So far, though, that hasn't impressed Ford, who has said he will leave Gucci if Arnault takes control. "We don't believe his synergies," De Sole says. "I find it preposterous that he thinks he can come and help us. He should fix his own brands. Except for Vuitton, his fashion brands are doing terribly. The only synergy that would exist would be for myself and Mr. Ford to come over and fix Christian Dior!"
Actually, the scope and complexity of Arnault's sprawling combine of luggage, clothes, couture, perfumes, accessories, and drinks makes his companies' performance hard to track. De Sole is not the first to argue that Arnault is better at buying prestigious brands cheaply than at running them. Arnault's hardball tactics have left plenty of bruises.
Arnault's career began with a hard bargain. At the age of 27, without his father's knowledge, he arranged to sell the family's construction business to the Rothschild family's Societé Nationale de Construction, then convinced his father the deal was a good idea.

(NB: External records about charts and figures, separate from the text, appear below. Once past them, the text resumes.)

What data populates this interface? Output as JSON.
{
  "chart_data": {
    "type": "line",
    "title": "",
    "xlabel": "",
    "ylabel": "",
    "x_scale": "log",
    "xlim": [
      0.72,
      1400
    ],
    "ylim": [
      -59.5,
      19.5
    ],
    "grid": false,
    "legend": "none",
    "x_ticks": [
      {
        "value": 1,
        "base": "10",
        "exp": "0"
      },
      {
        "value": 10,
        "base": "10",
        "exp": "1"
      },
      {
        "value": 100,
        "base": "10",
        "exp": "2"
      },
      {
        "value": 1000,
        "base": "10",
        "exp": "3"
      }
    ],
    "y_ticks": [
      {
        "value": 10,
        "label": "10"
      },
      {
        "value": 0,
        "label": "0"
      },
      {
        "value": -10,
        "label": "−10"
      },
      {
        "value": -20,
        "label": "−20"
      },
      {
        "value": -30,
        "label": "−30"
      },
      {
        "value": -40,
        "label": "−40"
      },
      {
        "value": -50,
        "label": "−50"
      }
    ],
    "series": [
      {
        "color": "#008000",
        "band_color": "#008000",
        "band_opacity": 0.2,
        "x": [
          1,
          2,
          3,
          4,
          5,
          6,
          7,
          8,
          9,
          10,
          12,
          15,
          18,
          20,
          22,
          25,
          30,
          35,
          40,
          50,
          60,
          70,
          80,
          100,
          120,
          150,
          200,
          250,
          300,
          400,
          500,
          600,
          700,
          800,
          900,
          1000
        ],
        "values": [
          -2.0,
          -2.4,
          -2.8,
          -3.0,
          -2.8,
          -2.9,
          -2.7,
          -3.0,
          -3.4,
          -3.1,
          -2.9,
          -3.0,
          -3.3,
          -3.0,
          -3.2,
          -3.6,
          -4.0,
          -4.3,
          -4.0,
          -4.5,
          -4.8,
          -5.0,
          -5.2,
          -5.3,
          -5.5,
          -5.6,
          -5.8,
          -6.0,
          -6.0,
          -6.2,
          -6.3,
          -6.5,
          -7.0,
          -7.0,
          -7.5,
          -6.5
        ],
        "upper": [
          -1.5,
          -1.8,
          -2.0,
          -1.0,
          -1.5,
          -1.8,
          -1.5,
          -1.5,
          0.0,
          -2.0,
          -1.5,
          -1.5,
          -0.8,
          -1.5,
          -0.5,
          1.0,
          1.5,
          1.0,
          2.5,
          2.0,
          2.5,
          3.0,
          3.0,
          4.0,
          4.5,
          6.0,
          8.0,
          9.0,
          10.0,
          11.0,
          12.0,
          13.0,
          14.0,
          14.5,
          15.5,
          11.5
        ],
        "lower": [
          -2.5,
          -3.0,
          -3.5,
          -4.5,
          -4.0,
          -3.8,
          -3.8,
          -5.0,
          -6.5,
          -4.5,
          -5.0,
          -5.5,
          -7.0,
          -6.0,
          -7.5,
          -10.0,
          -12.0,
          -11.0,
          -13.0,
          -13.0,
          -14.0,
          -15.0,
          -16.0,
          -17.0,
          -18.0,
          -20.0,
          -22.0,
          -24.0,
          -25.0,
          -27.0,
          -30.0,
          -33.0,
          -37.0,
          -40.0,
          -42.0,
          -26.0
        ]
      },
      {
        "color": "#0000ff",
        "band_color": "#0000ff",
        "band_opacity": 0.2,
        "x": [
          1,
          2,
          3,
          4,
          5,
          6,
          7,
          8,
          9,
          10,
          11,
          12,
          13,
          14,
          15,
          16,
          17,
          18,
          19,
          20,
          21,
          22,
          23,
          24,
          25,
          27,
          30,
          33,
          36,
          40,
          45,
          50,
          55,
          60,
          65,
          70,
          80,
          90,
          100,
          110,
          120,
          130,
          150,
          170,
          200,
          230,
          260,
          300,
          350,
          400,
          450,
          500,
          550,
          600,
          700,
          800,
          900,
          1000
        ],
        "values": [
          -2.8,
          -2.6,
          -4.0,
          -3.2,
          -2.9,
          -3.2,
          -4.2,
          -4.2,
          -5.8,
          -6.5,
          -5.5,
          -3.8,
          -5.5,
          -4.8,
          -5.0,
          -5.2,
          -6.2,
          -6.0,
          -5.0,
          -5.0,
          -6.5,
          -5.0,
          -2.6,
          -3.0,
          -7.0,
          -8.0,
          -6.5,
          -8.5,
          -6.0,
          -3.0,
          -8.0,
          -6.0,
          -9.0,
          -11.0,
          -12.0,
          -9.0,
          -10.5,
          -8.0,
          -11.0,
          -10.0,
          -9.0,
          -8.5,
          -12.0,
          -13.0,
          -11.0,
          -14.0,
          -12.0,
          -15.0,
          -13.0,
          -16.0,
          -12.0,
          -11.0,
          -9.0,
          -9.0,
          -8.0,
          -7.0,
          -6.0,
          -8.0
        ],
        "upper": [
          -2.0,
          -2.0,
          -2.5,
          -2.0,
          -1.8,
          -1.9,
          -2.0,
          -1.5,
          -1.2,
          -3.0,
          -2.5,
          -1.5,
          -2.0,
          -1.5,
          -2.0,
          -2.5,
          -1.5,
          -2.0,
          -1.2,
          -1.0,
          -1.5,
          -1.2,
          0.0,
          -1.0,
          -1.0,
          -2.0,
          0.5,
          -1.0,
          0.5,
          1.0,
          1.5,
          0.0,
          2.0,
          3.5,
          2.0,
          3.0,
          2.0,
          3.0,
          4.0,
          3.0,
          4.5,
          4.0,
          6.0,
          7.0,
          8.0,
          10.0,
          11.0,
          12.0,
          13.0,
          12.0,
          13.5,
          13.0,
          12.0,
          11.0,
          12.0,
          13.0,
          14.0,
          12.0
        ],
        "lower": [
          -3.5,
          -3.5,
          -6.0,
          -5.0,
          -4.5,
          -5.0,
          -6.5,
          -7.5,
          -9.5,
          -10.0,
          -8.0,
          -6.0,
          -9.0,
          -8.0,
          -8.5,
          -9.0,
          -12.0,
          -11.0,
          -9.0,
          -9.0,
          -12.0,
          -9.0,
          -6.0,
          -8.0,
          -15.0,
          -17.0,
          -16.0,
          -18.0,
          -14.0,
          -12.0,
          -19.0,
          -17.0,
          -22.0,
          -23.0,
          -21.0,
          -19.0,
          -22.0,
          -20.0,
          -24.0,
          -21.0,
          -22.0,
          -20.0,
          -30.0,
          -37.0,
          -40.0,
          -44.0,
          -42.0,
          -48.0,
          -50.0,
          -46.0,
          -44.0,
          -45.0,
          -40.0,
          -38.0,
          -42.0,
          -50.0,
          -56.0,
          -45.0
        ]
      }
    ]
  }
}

He entered the fashion business almost by accident. After a brief career as a real-estate developer and a short stint in the U.S., he began shopping for a company to buy with the money he'd earned by selling his family's company. In 1984, his sights landed on the bankrupt French textile conglomerate Boussac, which happened to own the Christian Dior couture house. The French government had taken it over and was seeking to unload it. There were several bidders interested, including Louis Vuitton. But Arnault had an early edge because his first wife, Anne Dewavrin, was a cousin of the bankrupt owners, and he began by buying a stake from them. Then, with professions of his intent to maintain the company's payroll, Arnault persuaded the French government to sell him the rest.
Within five years, however, he had laid off 8,000 workers and sold off almost all of its manufacturing assets for about $500 million. The sell-off made Arnault one of the wealthiest men in France, but it won him few friends in French labor groups. (The government eventually forced him to repay about $60 million of the money it had invested in the company.)
Arnault focused his attention on Dior, began dining at the glamorous Paris restaurant Maxim's, and quickly grew enamored of the fashion world. "What would be very interesting and rewarding for all of us," he told his aides, "would be to create the No. 1 luxury-product group in the world. Let's try to do it."
In 1988, he began to buy LVMH stock. "It's like an art collector. You buy a painting thinking in three or four years it will increase in value, and in the meantime you'll have something that pleases you," he told Women's Wear Daily. "I preferred buying up shares in LVMH rather than, say, IBM."
LVMH, one of its founders once said, was like a marriage that raced too fast to the altar. The Moët and Hennessy families had just formed the company by joining their cognac and champagne business with the Vuittons' fashion holdings. American-style takeovers were proliferating in Europe, and the families sought shelter in the clout of their combined companies.
Still fearing hostile bids, the Moët-Hennessy families suggested inviting their distribution ally Guinness to acquire a 20 percent stake in the company. The prospect spooked the Vuittons, who feared it would tip the internal balance of power. So Henry Racamier, a 75-year-old self-made steel magnate who had married into the Vuitton clan and taken charge of its business, responded by seeking backers of his own. His new investor was Bernard Arnault, who Racamier saw as a protégé.
The night after the two men met to set the timing of Arnault's investment, Arnault drove to the home of a Lazard Frères banker he knew from the Boussac deal. There he met with the leader of the Moët-Hennessy faction. Without telling Racamier, Arnault changed sides. He formed a new organization with Guinness's support to buy shares in LVMH. The venture eventually took a 37 percent stake.